15 de junho de 2011

O discurso de Rodrigo

- Parte 1: A poesia de Adelaide -


Subo no palco. Ah, quantas vezes já fiz isso?

Centenas de pessoas naquele salão me olhavam, esperando minha voz sair pelos alto-falantes. Todo tipo de gente, desde os caras da Portobello Club, passando pela minha família pequena e chegando nas garotas do meu fã-clube. Era muita gente mesmo, até gente que eu nem sabia quem era.
Segurei o microfone com uma mão e o pedestal com a outra. Tentei, por um momento, avistar Adelaide em meio a muita gente desnecessária, mas nada dela.
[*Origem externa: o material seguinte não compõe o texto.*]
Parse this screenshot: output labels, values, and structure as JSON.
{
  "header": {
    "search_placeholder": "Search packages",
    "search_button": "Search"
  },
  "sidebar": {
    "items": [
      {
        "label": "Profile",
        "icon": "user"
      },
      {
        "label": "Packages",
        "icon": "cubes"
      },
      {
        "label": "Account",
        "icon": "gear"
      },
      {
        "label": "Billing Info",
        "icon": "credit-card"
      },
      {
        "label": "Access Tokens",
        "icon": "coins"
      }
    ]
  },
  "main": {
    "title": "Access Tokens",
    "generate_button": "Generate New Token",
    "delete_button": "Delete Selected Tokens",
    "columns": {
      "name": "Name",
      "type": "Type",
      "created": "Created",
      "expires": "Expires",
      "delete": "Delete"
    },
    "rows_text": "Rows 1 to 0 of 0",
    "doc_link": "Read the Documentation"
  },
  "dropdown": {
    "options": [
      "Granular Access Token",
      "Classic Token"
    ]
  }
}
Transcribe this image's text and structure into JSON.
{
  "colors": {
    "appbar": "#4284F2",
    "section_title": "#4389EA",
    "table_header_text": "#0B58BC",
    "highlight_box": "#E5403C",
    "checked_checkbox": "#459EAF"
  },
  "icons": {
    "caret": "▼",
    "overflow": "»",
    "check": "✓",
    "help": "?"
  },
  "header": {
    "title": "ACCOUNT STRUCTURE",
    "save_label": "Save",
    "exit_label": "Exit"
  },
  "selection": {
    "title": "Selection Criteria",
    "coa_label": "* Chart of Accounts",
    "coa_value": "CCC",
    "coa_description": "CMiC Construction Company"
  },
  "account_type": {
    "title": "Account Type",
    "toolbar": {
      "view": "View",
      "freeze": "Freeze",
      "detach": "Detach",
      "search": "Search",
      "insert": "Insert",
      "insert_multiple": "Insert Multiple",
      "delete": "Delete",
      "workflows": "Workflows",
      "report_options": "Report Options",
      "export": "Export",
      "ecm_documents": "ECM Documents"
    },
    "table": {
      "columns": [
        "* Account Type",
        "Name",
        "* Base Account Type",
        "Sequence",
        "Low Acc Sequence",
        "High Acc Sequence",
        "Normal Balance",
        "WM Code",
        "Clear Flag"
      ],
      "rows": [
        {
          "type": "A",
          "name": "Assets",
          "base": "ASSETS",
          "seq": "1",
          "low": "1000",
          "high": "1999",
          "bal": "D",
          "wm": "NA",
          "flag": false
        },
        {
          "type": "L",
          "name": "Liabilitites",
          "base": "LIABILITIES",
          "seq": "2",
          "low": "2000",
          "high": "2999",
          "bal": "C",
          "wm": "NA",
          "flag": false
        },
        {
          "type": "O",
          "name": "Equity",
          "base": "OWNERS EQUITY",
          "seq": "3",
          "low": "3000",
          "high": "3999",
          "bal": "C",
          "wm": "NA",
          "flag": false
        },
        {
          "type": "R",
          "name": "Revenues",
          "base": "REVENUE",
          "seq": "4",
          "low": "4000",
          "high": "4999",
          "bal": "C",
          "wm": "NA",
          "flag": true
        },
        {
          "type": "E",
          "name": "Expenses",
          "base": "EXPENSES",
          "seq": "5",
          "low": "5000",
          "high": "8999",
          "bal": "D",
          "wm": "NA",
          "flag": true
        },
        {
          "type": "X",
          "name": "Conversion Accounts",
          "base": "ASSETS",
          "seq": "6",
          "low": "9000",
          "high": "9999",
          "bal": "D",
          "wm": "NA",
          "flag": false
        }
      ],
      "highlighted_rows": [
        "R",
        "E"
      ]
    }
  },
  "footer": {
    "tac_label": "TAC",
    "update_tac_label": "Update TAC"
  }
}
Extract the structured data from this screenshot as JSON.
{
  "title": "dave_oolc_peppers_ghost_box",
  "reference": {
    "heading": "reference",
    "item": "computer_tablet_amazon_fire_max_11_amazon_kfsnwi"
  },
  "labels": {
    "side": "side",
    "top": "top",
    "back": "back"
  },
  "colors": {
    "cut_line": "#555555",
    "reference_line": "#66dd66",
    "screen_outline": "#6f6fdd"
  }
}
Talvez ela nem morasse mais em São Paulo, caramba. Como fui idiota em convidá-la.
Bem, então vamos lá. Hora do discurso.

— Primeiro, eu... queria agradecer a todos que vieram. É uma honra para mim dividir esses cinquenta anos com vocês.
Minhas mãos estavam fazendo pressão demais no pedestal. Percebi que elas, de algum modo, estavam geladas de suor. Parecia a minha primeira vez em cima de um palco.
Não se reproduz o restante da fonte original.